Chef Jeff- I really like the looks of the Balsamic BBQ Sauce and I'm going to put that one in my "Gotta Do" folder. I like a good balsamic vinegar on just about everything-my kids think I've gone off the deep end when the see me pour a bit of sweet balsamic on my bowl of vanilla ice cream.


----------



## chef jeff tx (Nov 18, 2009)

Hope y'all enjoy them, let me know. Both keep really well in the fridge.

Ath, try sauteing a minced serrano or Thai chili in the sauce pan before adding the other ingredients for a sweet-hot finish.

Dutch, try drizzling a little balsamic over fresh strawberry slices with a grind of black pepper!! I've done home made vanilla bean ice cream and drizzled in balsamic glaze (heavily reduced balsamic) as it gets close to the end of churning so it has a balsamic ribbon through it.


----------



## hoser (Nov 18, 2009)

Sounds awesome chef...I'll be making the one without the coffee pretty soon.


----------



## oldschoolbbq (Nov 18, 2009)

Great idea on the sauces. Points and I also love the Basalmic,I get an aged basalmic(10-20y/o),a little higher,but no reducing.Try it on steamed veggies and it makes an Egg indescribable!
Thanks and 
SMOKE HAPPY
Stan   aka   Old School  :)-


----------



## meat hunter (Nov 18, 2009)

On ice cream
	

	
	
		
		



		
		
	


	





. Your kids are right LOL. Your outta control LOL. 

But then again, don't knock it till you tried it.


----------



## raceyb (Nov 18, 2009)

I make a similar balsamic vinegar sauce as well but find that it is rich.
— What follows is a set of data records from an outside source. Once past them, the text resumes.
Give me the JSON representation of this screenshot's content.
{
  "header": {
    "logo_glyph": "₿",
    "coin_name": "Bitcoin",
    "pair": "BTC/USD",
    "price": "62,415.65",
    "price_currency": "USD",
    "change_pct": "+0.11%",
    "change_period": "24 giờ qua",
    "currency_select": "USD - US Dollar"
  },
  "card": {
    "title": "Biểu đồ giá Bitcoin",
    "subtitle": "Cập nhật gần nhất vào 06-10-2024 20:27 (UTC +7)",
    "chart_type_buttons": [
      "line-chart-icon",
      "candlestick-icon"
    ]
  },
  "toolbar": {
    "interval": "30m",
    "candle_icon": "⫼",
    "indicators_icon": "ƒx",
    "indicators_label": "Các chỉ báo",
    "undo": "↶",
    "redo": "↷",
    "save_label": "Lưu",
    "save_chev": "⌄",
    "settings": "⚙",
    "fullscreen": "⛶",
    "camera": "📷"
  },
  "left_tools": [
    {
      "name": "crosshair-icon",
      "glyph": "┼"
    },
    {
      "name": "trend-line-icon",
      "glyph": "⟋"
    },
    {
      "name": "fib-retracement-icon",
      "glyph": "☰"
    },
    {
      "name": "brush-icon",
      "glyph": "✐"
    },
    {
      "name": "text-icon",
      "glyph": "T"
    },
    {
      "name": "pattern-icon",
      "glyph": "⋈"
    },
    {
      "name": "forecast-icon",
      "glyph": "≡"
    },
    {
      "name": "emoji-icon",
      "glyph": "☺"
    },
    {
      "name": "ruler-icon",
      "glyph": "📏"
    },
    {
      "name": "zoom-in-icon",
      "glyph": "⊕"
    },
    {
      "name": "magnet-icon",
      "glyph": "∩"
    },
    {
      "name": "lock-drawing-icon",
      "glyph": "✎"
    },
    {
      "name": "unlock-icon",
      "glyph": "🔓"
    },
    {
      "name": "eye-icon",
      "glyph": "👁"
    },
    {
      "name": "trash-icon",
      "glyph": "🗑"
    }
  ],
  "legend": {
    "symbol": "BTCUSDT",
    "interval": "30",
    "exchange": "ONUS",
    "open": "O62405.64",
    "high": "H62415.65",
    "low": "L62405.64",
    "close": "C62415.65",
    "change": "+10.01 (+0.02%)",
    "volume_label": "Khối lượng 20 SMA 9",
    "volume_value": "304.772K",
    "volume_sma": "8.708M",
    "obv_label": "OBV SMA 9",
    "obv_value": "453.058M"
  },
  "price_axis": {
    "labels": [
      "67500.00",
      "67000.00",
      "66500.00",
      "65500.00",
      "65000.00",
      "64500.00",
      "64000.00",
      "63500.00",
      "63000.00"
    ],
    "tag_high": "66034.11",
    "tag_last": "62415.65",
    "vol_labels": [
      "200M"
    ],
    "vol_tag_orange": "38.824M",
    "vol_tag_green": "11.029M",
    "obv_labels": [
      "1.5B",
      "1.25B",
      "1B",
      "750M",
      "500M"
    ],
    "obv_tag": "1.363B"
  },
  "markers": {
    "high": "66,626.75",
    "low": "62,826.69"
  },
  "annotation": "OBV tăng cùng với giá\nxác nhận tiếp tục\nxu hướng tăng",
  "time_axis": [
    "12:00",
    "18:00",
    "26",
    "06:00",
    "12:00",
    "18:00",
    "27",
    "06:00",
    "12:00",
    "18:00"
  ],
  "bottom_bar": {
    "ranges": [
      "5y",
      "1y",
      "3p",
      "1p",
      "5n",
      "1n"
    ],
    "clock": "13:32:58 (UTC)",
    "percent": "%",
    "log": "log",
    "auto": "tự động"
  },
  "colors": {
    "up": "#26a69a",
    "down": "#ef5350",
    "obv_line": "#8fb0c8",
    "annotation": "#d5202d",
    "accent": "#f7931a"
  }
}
It works out great on grilled fruits though.

I love the coffee idea and will have to try it.! That seems unique enough to get into Jeff's book as I have NEVER heard of using coffee in a BBQ sauce. ( I do use instant coffee in my chili and Italian sauces though)


----------



## scarbelly (Nov 18, 2009)

"Dutch, try drizzling a little balsamic over fresh strawberry slices with a grind of black pepper!! I've done home made vanilla bean ice cream and drizzled in balsamic glaze (heavily reduced balsamic) as it gets close to the end of churning so it has a balsamic ribbon through it.[/quote]"

Chef - you are so right - the reduction over strawberries is incredible 
Thanks for sharing the recipes


----------



## mballi3011 (Nov 18, 2009)

Man I like that balsamic sauce. It really sounds very yummy. That will go on my short list for sure.


----------